France holds the rotating presidency of the bloc until the end of June and one of Macron’s top priorities will be to move forward. an oil embargo on RussiaMs de Hoop Scheffer said, a move complicated by the fact that many in the block depend on Moscow for energy.

The climate agenda is important to him, especially if he wants to reach the angry left and the greens in France. And to do much in Europe, he will have to restore and strengthen the Franco-German relationship with a new, very different and divided German government.

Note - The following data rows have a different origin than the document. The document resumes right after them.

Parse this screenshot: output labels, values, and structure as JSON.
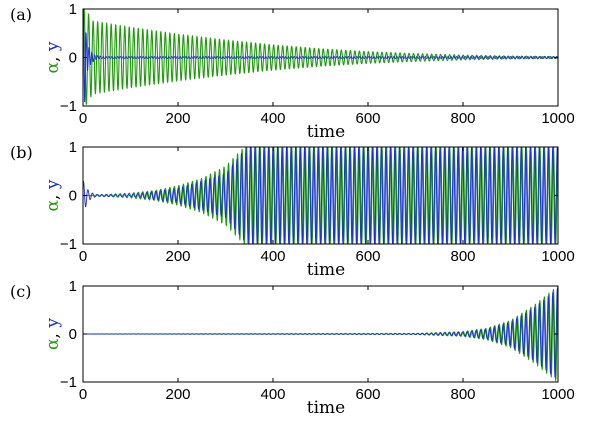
{
  "colors": {
    "alpha": "#1f9a0a",
    "y": "#1a2fd0",
    "axis": "#000000"
  },
  "chart_data": [
    {
      "type": "line",
      "panel_label": "(a)",
      "title": "",
      "xlabel": "time",
      "ylabel_parts": [
        "α",
        ", ",
        "y"
      ],
      "xlim": [
        0,
        1000
      ],
      "ylim": [
        -1,
        1
      ],
      "xticks": [
        0,
        200,
        400,
        600,
        800,
        1000
      ],
      "yticks": [
        -1,
        0,
        1
      ],
      "ytick_labels": [
        "−1",
        "0",
        "1"
      ],
      "series": [
        {
          "name": "α",
          "color": "#1f9a0a",
          "envelope_t": [
            0,
            5,
            20,
            100,
            200,
            300,
            400,
            500,
            600,
            700,
            800,
            900,
            1000
          ],
          "envelope_amp": [
            1.0,
            1.0,
            0.75,
            0.62,
            0.48,
            0.36,
            0.26,
            0.18,
            0.12,
            0.08,
            0.05,
            0.03,
            0.02
          ],
          "period": 9.5
        },
        {
          "name": "y",
          "color": "#1a2fd0",
          "envelope_t": [
            0,
            3,
            8,
            15,
            25,
            40,
            1000
          ],
          "envelope_amp": [
            1.0,
            1.0,
            0.3,
            0.15,
            0.05,
            0.02,
            0.02
          ],
          "period": 6
        }
      ]
    },
    {
      "type": "line",
      "panel_label": "(b)",
      "title": "",
      "xlabel": "time",
      "ylabel_parts": [
        "α",
        ", ",
        "y"
      ],
      "xlim": [
        0,
        1000
      ],
      "ylim": [
        -1,
        1
      ],
      "xticks": [
        0,
        200,
        400,
        600,
        800,
        1000
      ],
      "yticks": [
        -1,
        0,
        1
      ],
      "ytick_labels": [
        "−1",
        "0",
        "1"
      ],
      "series": [
        {
          "name": "α",
          "color": "#1f9a0a",
          "envelope_t": [
            0,
            50,
            100,
            150,
            200,
            250,
            300,
            340,
            360,
            1000
          ],
          "envelope_amp": [
            0.0,
            0.02,
            0.05,
            0.1,
            0.2,
            0.35,
            0.6,
            1.0,
            1.0,
            1.0
          ],
          "period": 9.5
        },
        {
          "name": "y",
          "color": "#1a2fd0",
          "envelope_t": [
            0,
            5,
            10,
            20,
            30,
            100,
            200,
            300,
            345,
            1000
          ],
          "envelope_amp": [
            0.3,
            0.25,
            0.12,
            0.05,
            0.02,
            0.02,
            0.15,
            0.45,
            1.0,
            1.0
          ],
          "period": 9.5
        }
      ]
    },
    {
      "type": "line",
      "panel_label": "(c)",
      "title": "",
      "xlabel": "time",
      "ylabel_parts": [
        "α",
        ", ",
        "y"
      ],
      "xlim": [
        0,
        1000
      ],
      "ylim": [
        -1,
        1
      ],
      "xticks": [
        0,
        200,
        400,
        600,
        800,
        1000
      ],
      "yticks": [
        -1,
        0,
        1
      ],
      "ytick_labels": [
        "−1",
        "0",
        "1"
      ],
      "series": [
        {
          "name": "α",
          "color": "#1f9a0a",
          "envelope_t": [
            0,
            700,
            800,
            850,
            900,
            950,
            1000
          ],
          "envelope_amp": [
            0.0,
            0.01,
            0.05,
            0.12,
            0.28,
            0.6,
            1.0
          ],
          "period": 9.5
        },
        {
          "name": "y",
          "color": "#1a2fd0",
          "envelope_t": [
            0,
            700,
            800,
            850,
            900,
            950,
            1000
          ],
          "envelope_amp": [
            0.0,
            0.01,
            0.04,
            0.1,
            0.25,
            0.55,
            0.95
          ],
          "period": 9.5
        }
      ]
    }
  ]
}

“That relationship isn’t easy, and when you look at the Franco-German couple, not much holds us together,” said Ms de Hoop Scheffer.

There are differences in Macron’s desire for greater collective debt for another European recovery plan given the effects of the war. There is also a lack of consensus on how to handle the response to Russian aggression, he said, how much to keep the lines open with Russia’s president, Vladimir V. Putin, and what kind of military support should be provided to Ukraine in the in the face of German reluctance to supply heavy weapons.

Germany is also much happier to work in wartime within NATO under American leadership than to spend a lot of time on Macron’s concept of European strategic autonomy, he noted.

If Macron is smart, “French leadership in Europe will not be the follow-up by the other EU countries, but their empowerment, through their commitment to a new European vision,” said Nicholas Dungan, a senior member of the Council. Atlantic. “Macron can do it.”